The role of data security
Enterprise generative AI exposes many potential ways that weak or mis-configured data security can lead to unintended negative outcomes.
A typical enterprise architecture GenAI has several places where new security policies should be applied to avoid data leakage (and other security-related issues)—particularly where GenAI integrates with data with application workflows. To safely leverage your own enterprise datasets for either LLM training or fine-tuning, you need to ensure only relevant data is used.
For example you might want to exclude certain regulatory sensitive data, or data that can lead to biased outcomes. Using Rubrik Data Security Posture Management (DSPM), we can track this data in developer environments and create policies that govern which type of data we want to allow for the creation of our LLMs.
Similarly, for data you want to augment (using RAG for example) your GenAI results need to be governed as well. Rubrik DSPM can validate these content stores before they are used for embedding into Vector Databases and become part of the GenAI app response.

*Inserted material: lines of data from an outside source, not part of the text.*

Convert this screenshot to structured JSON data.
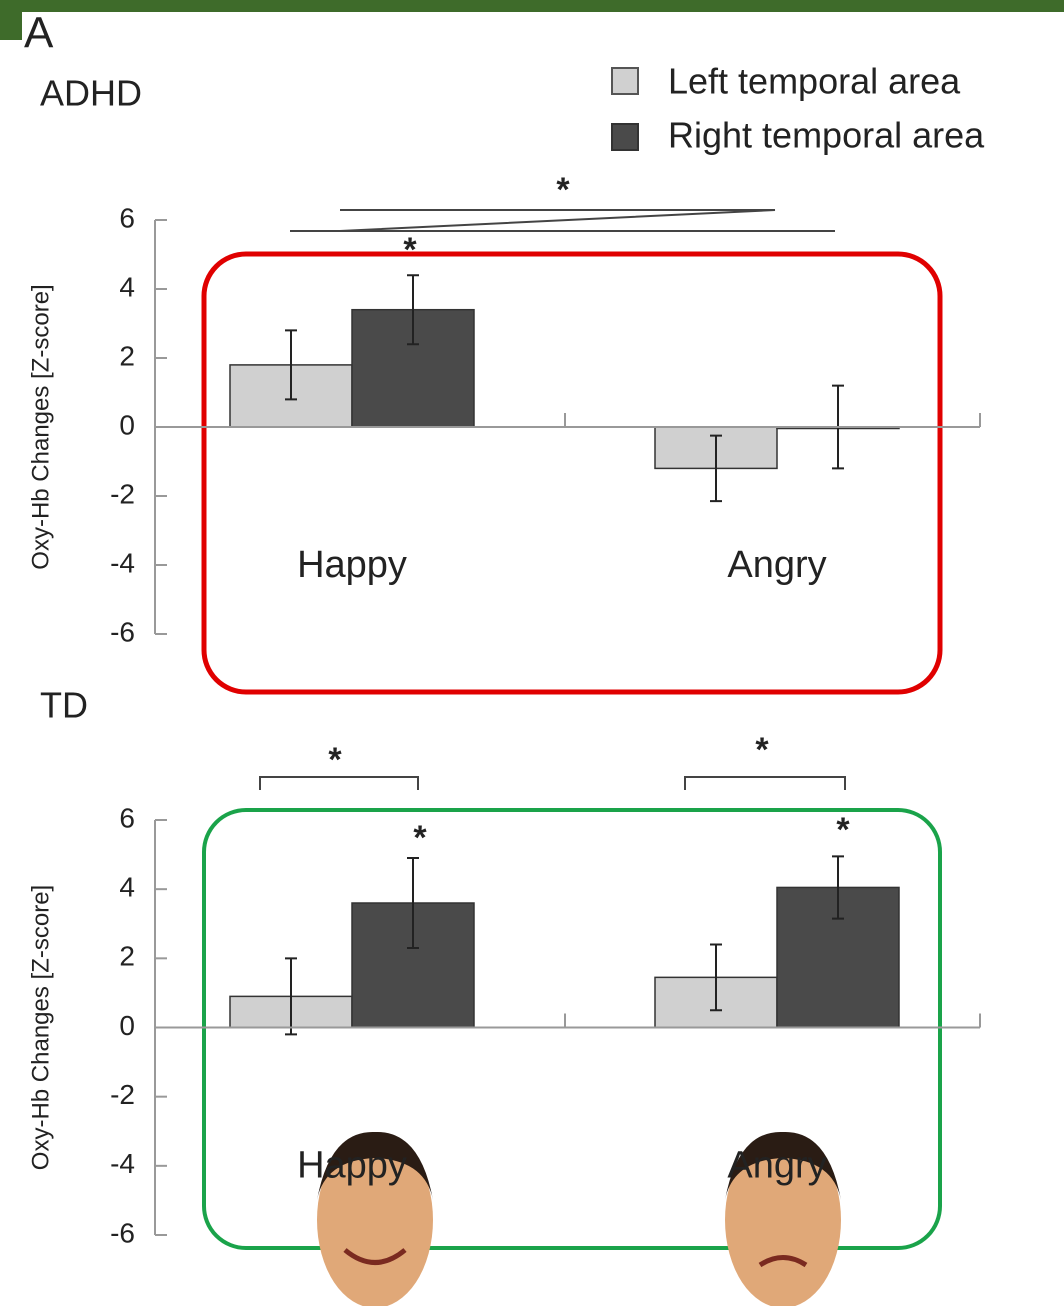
{
  "panel_label": "A",
  "legend_entries": [
    "Left temporal area",
    "Right temporal area"
  ],
  "chart_data": [
    {
      "type": "bar",
      "title": "ADHD",
      "ylabel": "Oxy-Hb Changes  [Z-score]",
      "categories": [
        "Happy",
        "Angry"
      ],
      "series": [
        {
          "name": "Left temporal area",
          "color": "#d0d0d0",
          "values": [
            1.8,
            -1.2
          ],
          "errors": [
            1.0,
            0.95
          ]
        },
        {
          "name": "Right temporal area",
          "color": "#4a4a4a",
          "values": [
            3.4,
            0
          ],
          "errors": [
            1.0,
            1.2
          ]
        }
      ],
      "ylim": [
        -6,
        6
      ],
      "yticks": [
        6,
        4,
        2,
        0,
        -2,
        -4,
        -6
      ],
      "annotations": [
        "*",
        "*"
      ]
    },
    {
      "type": "bar",
      "title": "TD",
      "ylabel": "Oxy-Hb Changes  [Z-score]",
      "categories": [
        "Happy",
        "Angry"
      ],
      "series": [
        {
          "color": "#d0d0d0",
          "values": [
            0.9,
            1.45
          ],
          "errors": [
            1.1,
            0.95
          ]
        },
        {
          "color": "#4a4a4a",
          "values": [
            3.6,
            4.05
          ],
          "errors": [
            1.3,
            0.9
          ]
        }
      ],
      "ylim": [
        -6,
        6
      ],
      "yticks": [
        6,
        4,
        2,
        0,
        -2,
        -4,
        -6
      ],
      "annotations": [
        "*",
        "*",
        "*",
        "*"
      ]
    }
  ]
}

Once you have a working or fine-tuned mode, you might also want to consider limiting its sanctioned use. Rubrik DSPM can, for example, detect if these models are attached to a Cloud VM that was spun up either intentionally or accidentally and prevent model-theft.
Even when using SaaS-based GenAI capabilities like those available through Microsoft 365 Copilot, data security remains a critical concern. Microsoft 365 Copilot uses existing controls to ensure that data stored in your tenant is never returned to the user or used by a large language model (LLM) if the user doesn't have access to that data. To implement this, Microsoft relies on sensitivity labels from your organization applied to the content through Microsoft Purview. As such, the lack of labels, or any potential mislabeling, can have serious consequences that are hard to undo after you have turned on Copilot. Additionally, overexposed data may be shared too broadly or data in organisationally public repositories like SharePoint can have an impact on the output of Microsoft 365 Copilot.
Rubrik DSPM has the capability to validate overexposed data intended for usage through solutions like Copilot. It also understands if data is missing these sensitive data labels which would prevent it from inclusion in user specific retrieval.
Rubrik DSPM also provides in-app remediation for missing sensitivity labels using our Microsoft Purview integration. This means data can be quickly labeled and any potential GenAI project slowdown caused by data security concerns can be addressed appropriately.
What now?
The Norwegian Nobel Committee has sent a clear signal with its recognition of Geoffrey E. Hinton; AI is transformative, valuable, and here to stay. Understanding that reality means facing new risks with clear eyes. Proper data security is not just a safeguard against these risks—it's a catalyst for the widespread adoption of generative AI in enterprise settings. By implementing robust security measures, organizations can unlock the full potential of AI.
Proper data security is not a roadblock but a springboard for generative AI in the enterprise. By prioritizing data protection, organizations not only safeguard themselves against potential threats but also pave the way for faster, more comprehensive AI adoption. As we move forward in this AI-driven era, those enterprises that master the balance between innovation and security will be best positioned to harness the transformative power of generative AI.